È chiaro che si tratta di un intervento iniziale, perché purtroppo in questa fase non possiamo prevedere con certezza quali saranno gli esiti dell’emergenza in corso. Tuttavia dobbiamo fin d’ora prepararci a mettere in campo tutto ciò che serve, perché di fronte ad una situazione eccezionale nella sua negatività si deve rispondere con armi non convenzionali, e l’Italia deve essere in grado di farlo adeguatamente.

Emergenza economica, al Governo chiediamo interventi per i lavoratori autonomi, professionisti e partite IVA

L’emergenza Coronavirus sta danneggiando profondamente l’intero tessuto economico del nostro Paese e il Governo ha il dovere di identificare tutte le misure necessarie per tutelare tutti i lavoratori, a cominciare di chi è più esposto come gli autonomi e le partite IVA. Per questo ritengo necessaria la sospensione di tutti i versamenti e adempimenti tributari, contributivi e assistenziali, compresi quelli relativi ai tributi locali, prevedendo da subito l’annullamento di sanzioni e interessi.

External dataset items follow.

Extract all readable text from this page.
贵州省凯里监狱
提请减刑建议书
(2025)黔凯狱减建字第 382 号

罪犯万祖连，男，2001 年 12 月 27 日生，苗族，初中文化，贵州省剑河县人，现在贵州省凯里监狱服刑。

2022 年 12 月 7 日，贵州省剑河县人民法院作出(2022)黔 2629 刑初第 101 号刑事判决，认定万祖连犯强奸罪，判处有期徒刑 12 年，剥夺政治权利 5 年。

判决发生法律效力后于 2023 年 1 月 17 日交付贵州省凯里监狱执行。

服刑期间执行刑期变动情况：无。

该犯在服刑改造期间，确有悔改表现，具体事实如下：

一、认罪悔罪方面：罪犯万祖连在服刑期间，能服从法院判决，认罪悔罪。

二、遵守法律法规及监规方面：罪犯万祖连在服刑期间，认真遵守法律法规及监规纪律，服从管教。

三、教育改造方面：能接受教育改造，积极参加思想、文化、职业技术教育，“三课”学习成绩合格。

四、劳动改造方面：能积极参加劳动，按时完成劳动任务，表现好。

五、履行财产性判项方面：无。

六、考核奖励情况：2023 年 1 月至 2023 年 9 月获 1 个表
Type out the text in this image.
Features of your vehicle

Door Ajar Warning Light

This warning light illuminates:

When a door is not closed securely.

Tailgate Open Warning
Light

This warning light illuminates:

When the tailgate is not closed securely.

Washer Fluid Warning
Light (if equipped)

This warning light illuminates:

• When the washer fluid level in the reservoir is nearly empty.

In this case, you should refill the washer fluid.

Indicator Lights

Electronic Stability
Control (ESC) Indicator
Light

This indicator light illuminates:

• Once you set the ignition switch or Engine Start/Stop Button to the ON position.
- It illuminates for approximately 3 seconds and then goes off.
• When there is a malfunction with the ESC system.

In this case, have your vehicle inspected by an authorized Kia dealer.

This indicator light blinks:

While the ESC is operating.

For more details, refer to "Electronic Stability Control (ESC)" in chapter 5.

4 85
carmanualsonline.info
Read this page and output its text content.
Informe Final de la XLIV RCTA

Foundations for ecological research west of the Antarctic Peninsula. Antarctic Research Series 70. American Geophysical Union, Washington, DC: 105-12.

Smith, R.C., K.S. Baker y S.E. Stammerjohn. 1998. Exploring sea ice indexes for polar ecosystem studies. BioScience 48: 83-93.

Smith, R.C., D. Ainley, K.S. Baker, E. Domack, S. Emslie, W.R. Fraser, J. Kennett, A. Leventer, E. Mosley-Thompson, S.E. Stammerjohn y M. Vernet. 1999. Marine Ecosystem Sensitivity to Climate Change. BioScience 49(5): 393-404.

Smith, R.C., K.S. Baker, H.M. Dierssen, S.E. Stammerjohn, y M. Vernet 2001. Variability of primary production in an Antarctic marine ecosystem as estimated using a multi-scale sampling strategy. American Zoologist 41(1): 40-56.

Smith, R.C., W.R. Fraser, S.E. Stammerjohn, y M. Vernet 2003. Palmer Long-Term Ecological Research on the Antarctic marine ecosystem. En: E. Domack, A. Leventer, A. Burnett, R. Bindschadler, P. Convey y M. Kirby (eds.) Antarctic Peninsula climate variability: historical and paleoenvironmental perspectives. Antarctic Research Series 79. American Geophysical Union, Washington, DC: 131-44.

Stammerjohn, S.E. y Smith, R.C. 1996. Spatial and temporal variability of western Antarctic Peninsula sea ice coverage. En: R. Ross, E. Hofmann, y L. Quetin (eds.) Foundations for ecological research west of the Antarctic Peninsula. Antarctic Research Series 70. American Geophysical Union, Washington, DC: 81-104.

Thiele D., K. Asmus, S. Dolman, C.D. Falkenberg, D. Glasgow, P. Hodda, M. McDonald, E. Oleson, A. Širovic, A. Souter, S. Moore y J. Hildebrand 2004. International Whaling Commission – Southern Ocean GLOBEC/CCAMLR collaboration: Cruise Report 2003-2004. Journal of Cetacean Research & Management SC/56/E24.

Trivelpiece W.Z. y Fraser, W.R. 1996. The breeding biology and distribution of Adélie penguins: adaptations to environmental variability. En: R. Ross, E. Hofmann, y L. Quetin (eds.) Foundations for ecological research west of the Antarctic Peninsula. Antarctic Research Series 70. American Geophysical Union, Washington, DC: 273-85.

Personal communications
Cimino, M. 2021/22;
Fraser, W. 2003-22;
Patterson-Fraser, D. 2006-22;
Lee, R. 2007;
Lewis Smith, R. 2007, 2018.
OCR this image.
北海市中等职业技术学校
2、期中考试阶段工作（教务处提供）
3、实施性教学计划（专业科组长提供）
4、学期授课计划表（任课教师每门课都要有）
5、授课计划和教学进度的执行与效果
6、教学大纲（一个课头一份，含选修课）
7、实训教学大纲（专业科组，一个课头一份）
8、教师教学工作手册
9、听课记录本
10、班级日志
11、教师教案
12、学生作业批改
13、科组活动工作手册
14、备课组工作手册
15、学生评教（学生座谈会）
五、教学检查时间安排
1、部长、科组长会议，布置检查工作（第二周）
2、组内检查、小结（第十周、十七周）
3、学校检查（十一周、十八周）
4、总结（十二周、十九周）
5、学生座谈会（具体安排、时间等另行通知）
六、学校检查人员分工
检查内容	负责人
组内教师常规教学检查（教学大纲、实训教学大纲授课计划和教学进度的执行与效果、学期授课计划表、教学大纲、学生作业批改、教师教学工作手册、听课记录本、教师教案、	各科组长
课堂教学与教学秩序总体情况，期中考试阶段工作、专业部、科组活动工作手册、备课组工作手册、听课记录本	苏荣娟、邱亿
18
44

In più, per tentare di contenere un’emergenza economica di tale portata si devono sospendere per tutti i contribuenti i pagamenti delle cartelle emesse dagli agenti di riscossione, compresi quelli collegati alle definizioni agevolate, nonché la riscossione coattiva, prevedendo un’ulteriore dilazione della rateazione dei pagamenti delle somme dovute all’erario a seguito di controlli da parte dell’Agenzia delle Entrate.

Inoltre, è fondamentale che il Governo si impegni a salvare le imprese dalla drammatica crisi di liquidità che stanno vivendo adesso e dalle difficoltà cui inevitabilmente dovranno far fronte quando potranno tornare ad operare a pieno regime, perché senza impresa non c’è lavoro.

Pertanto, bene la proposta dell’Ordine dei Commercialisti di ridurre del 50% la base imponibile dell’IMU per tutti i fabbricati utilizzati dalle imprese che svolgono attività che abbiano subito limitazioni a seguito dei provvedimenti dell’autorità pubblica per l’emergenza sanitaria, cui però vanno affiancati altri interventi che noi di Forza Italia chiediamo da tempo, come l’eliminazione di plastic e sugar tax, un intervento di modifica alla disciplina degli indici sintetici di affidabilità e la previsione di una modalità agile e semplice per gli adempimenti relativi agli interventi di ristoro economico per gli operatori e per i lavoratori che verranno messi in campo dalle Istituzioni.